Other things in the story rang true. Like the kids having oranges as a rare treat. My dad told me that when he was growing up in Kentucky, the kids would each get an orange and a peppermint stick for Christmas, and that's all they would get. And they were mighty glad to get it.

Yes, in Kansas they would have built sod houses and used buffalo chips for fuel. Tornadoes are a lot rarer than non-midwesterners tend to think. They're very destructive, but usually only within a narrow path, and your chance of being in that path is quite small. A root cellar isn't always just a root cellar. In fact, the people I have known who had them called them "storm cellars" because that was their primary purpose—as a refuge for the family in case of a severe storm—not only a tornado.
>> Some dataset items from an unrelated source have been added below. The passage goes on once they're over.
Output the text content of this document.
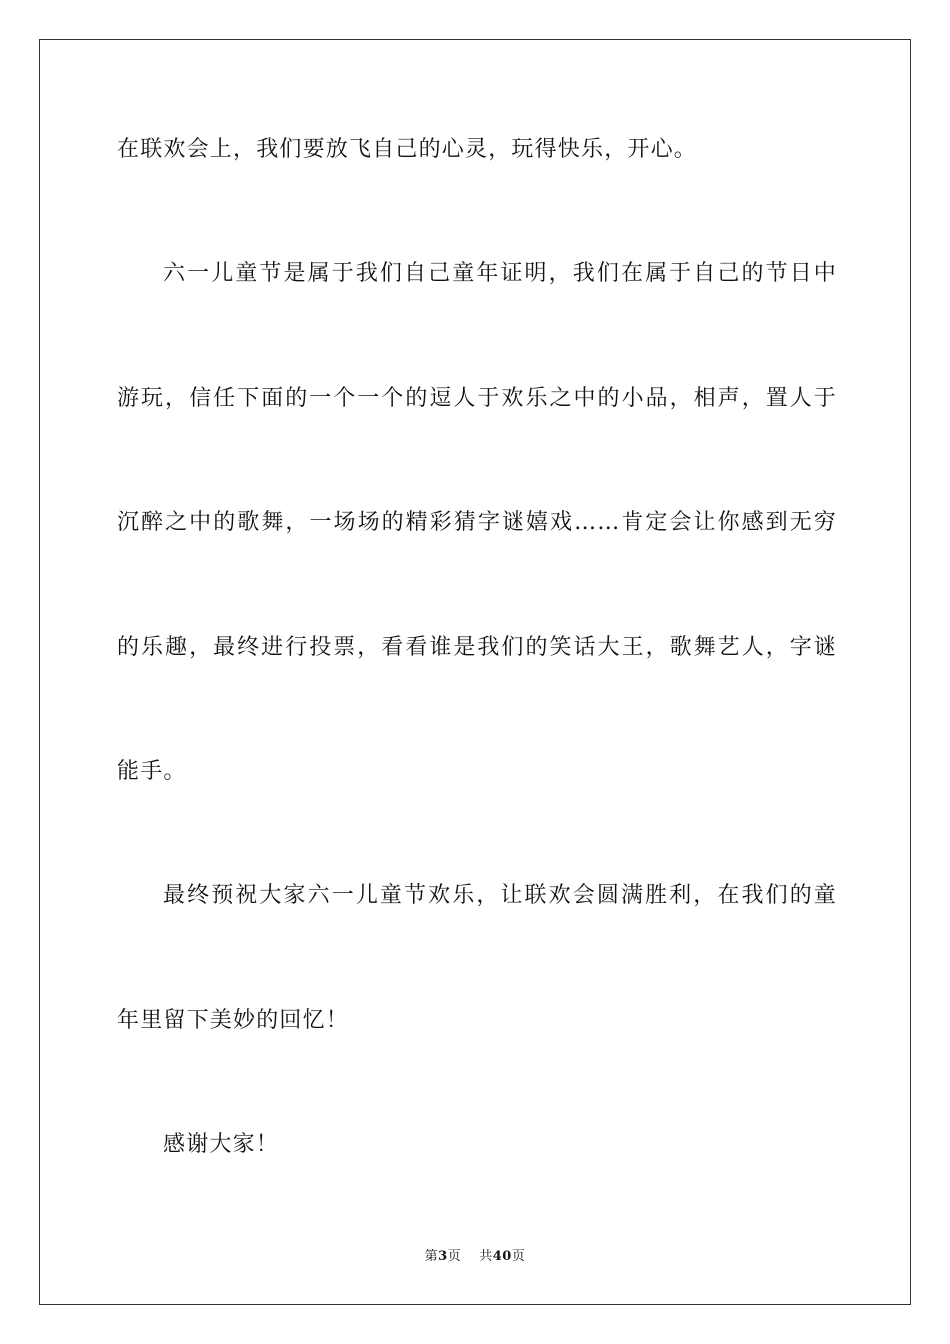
在联欢会上，我们要放飞自己的心灵，玩得快乐，开心。
六一儿童节是属于我们自己童年证明，我们在属于自己的节日中
游玩，信任下面的一个一个的逗人于欢乐之中的小品，相声，置人于
沉醉之中的歌舞，一场场的精彩猜字谜嬉戏……肯定会让你感到无穷
的乐趣，最终进行投票，看看谁是我们的笑话大王，歌舞艺人，字谜
能手。
最终预祝大家六一儿童节欢乐，让联欢会圆满胜利，在我们的童
年里留下美妙的回忆！
感谢大家！
第3页 共40页
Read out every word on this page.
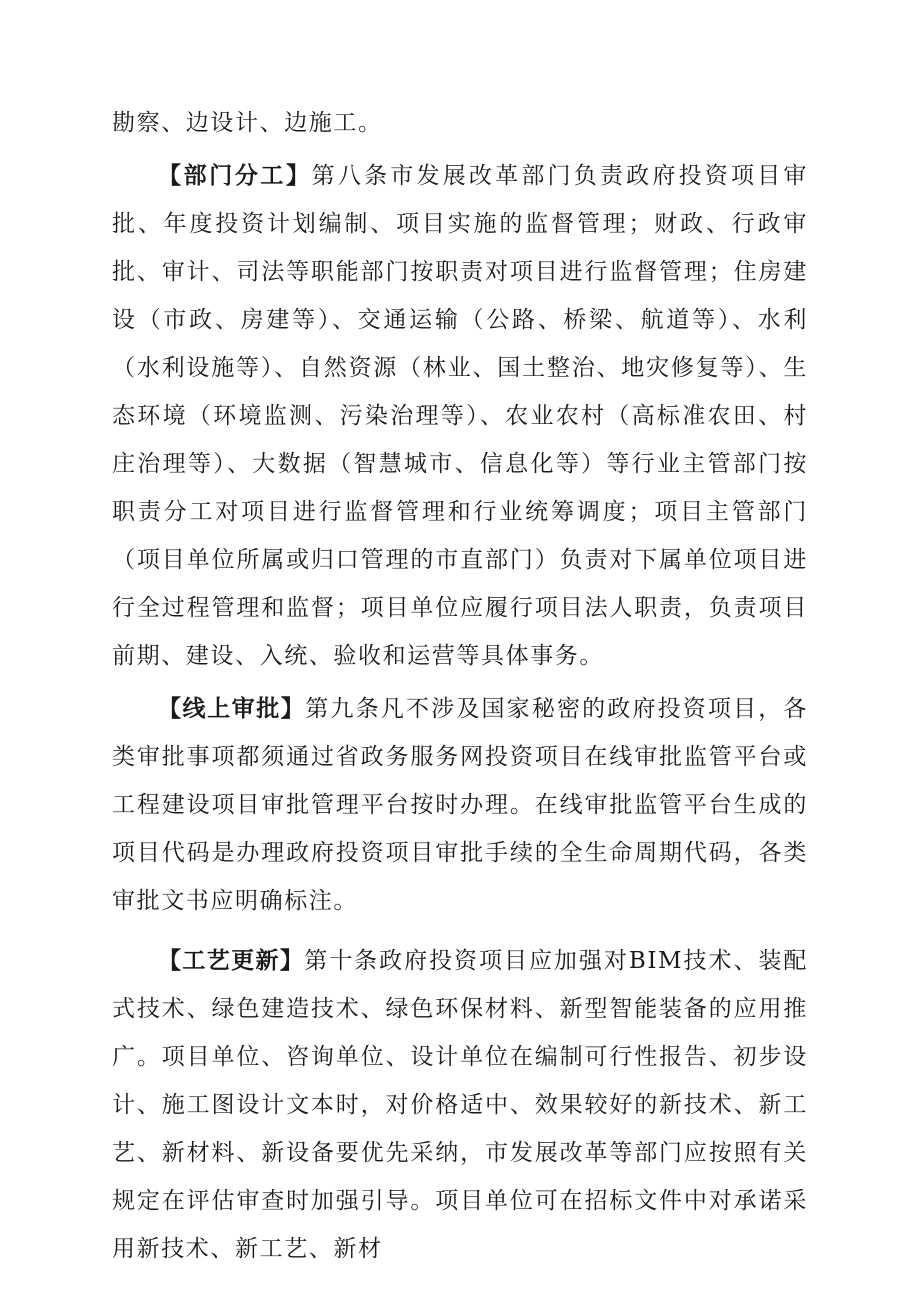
勘察、边设计、边施工。

【部门分工】第八条市发展改革部门负责政府投资项目审批、年度投资计划编制、项目实施的监督管理；财政、行政审批、审计、司法等职能部门按职责对项目进行监督管理；住房建设（市政、房建等）、交通运输（公路、桥梁、航道等）、水利（水利设施等）、自然资源（林业、国土整治、地灾修复等）、生态环境（环境监测、污染治理等）、农业农村（高标准农田、村庄治理等）、大数据（智慧城市、信息化等）等行业主管部门按职责分工对项目进行监督管理和行业统筹调度；项目主管部门（项目单位所属或归口管理的市直部门）负责对下属单位项目进行全过程管理和监督；项目单位应履行项目法人职责，负责项目前期、建设、入统、验收和运营等具体事务。

【线上审批】第九条凡不涉及国家秘密的政府投资项目，各类审批事项都须通过省政务服务网投资项目在线审批监管平台或工程建设项目审批管理平台按时办理。在线审批监管平台生成的项目代码是办理政府投资项目审批手续的全生命周期代码，各类审批文书应明确标注。

【工艺更新】第十条政府投资项目应加强对BIM技术、装配式技术、绿色建造技术、绿色环保材料、新型智能装备的应用推广。项目单位、咨询单位、设计单位在编制可行性报告、初步设计、施工图设计文本时，对价格适中、效果较好的新技术、新工艺、新材料、新设备要优先采纳，市发展改革等部门应按照有关规定在评估审查时加强引导。项目单位可在招标文件中对承诺采用新技术、新工艺、新材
Would kids be traumatized by watching livestock be killed? I don't know. I watched my grandpa chop the head off a chicken when I was a little tike, and it didn't traumatize me, but then I wasn't attached to the chicken. In fact I was afraid of them. There was a rooster that used to chase me!
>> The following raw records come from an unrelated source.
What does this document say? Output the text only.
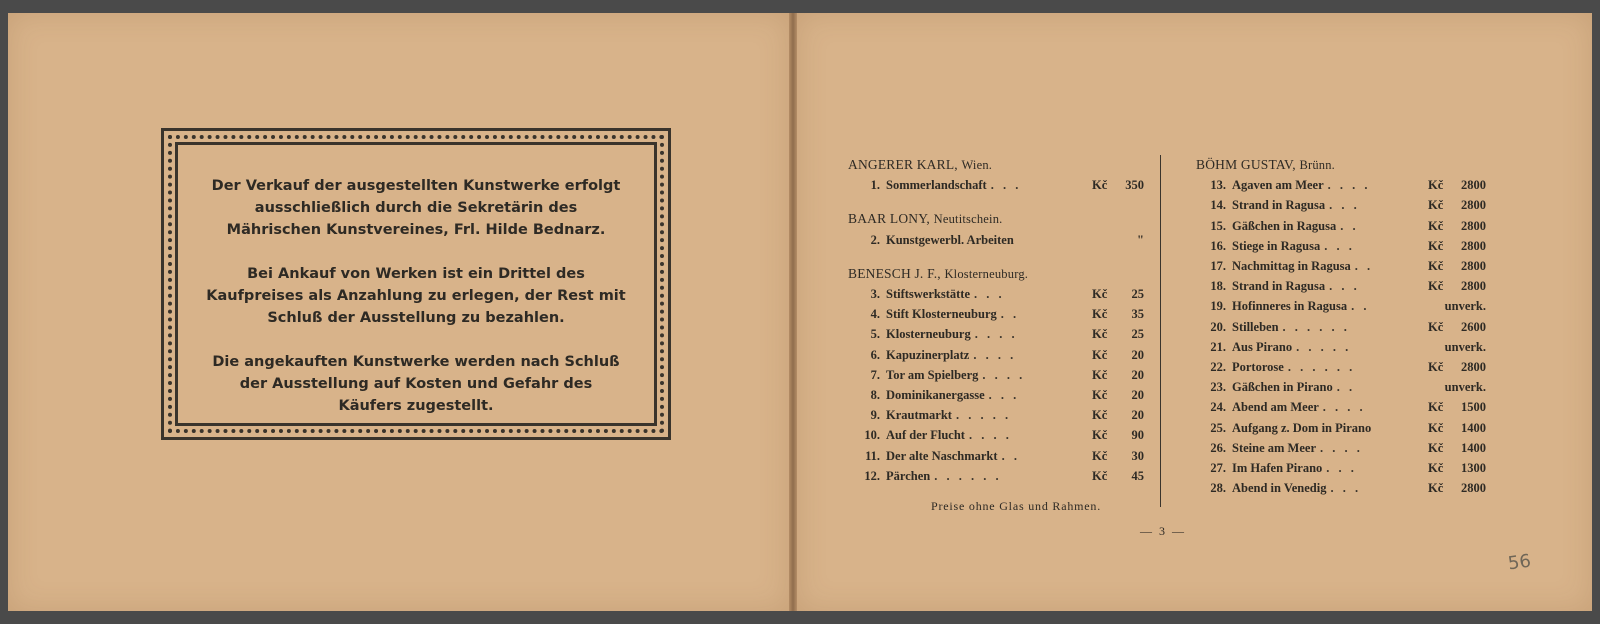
Der Verkauf der ausgestellten Kunstwerke erfolgt ausschließlich durch die Sekretärin des Mährischen Kunstvereines, Frl. Hilde Bednarz.

Bei Ankauf von Werken ist ein Drittel des Kaufpreises als Anzahlung zu erlegen, der Rest mit Schluß der Ausstellung zu bezahlen.

Die angekauften Kunstwerke werden nach Schluß der Ausstellung auf Kosten und Gefahr des Käufers zugestellt.

ANGERER KARL, Wien.
1. Sommerlandschaft . . .	Kč	350
BAAR LONY, Neutitschein.
2. Kunstgewerbl. Arbeiten	"
BENESCH J. F., Klosterneuburg.
3. Stiftswerkstätte . . .	Kč	25
4. Stift Klosterneuburg . .	Kč	35
5. Klosterneuburg . . . .	Kč	25
6. Kapuzinerplatz . . . .	Kč	20
7. Tor am Spielberg . . . .	Kč	20
8. Dominikanergasse . . .	Kč	20
9. Krautmarkt . . . . .	Kč	20
10. Auf der Flucht . . . .	Kč	90
11. Der alte Naschmarkt . .	Kč	30
12. Pärchen . . . . . .	Kč	45
Preise ohne Glas und Rahmen.
BÖHM GUSTAV, Brünn.
13. Agaven am Meer . . . .	Kč	2800
14. Strand in Ragusa . . .	Kč	2800
15. Gäßchen in Ragusa . .	Kč	2800
16. Stiege in Ragusa . . .	Kč	2800
17. Nachmittag in Ragusa . .	Kč	2800
18. Strand in Ragusa . . .	Kč	2800
19. Hofinneres in Ragusa . .	unverk.
20. Stilleben . . . . . .	Kč	2600
21. Aus Pirano . . . . .	unverk.
22. Portorose . . . . . .	Kč	2800
23. Gäßchen in Pirano . .	unverk.
24. Abend am Meer . . . .	Kč	1500
25. Aufgang z. Dom in Pirano	Kč	1400
26. Steine am Meer . . . .	Kč	1400
27. Im Hafen Pirano . . .	Kč	1300
28. Abend in Venedig . . .	Kč	2800
— 3 —
56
I think people who grow up with farm animals, at least people in my parents' generation, simply steeled themselves against the emotional pain of losing pets. They thought it was an important part of character development that you had to learn to do this. When I was a kid, we had a beagle that was supposed to be both a pet for me and a hunting dog for my father. When my father figured out that the dog was useless as a hunting dog—he was "gun shy" probably because I had frightened him with my toy guns—my dad insisted we give him away. He knew somebody who wanted him, or so he said, but I wonder.... Anyway, the dog disappeared. I was heartbroken, but my dad wouldn't budge. Was that cruel? Maybe so, but his upbringing taught him that you couldn't afford a non-working animal. Even cats had to catch mice.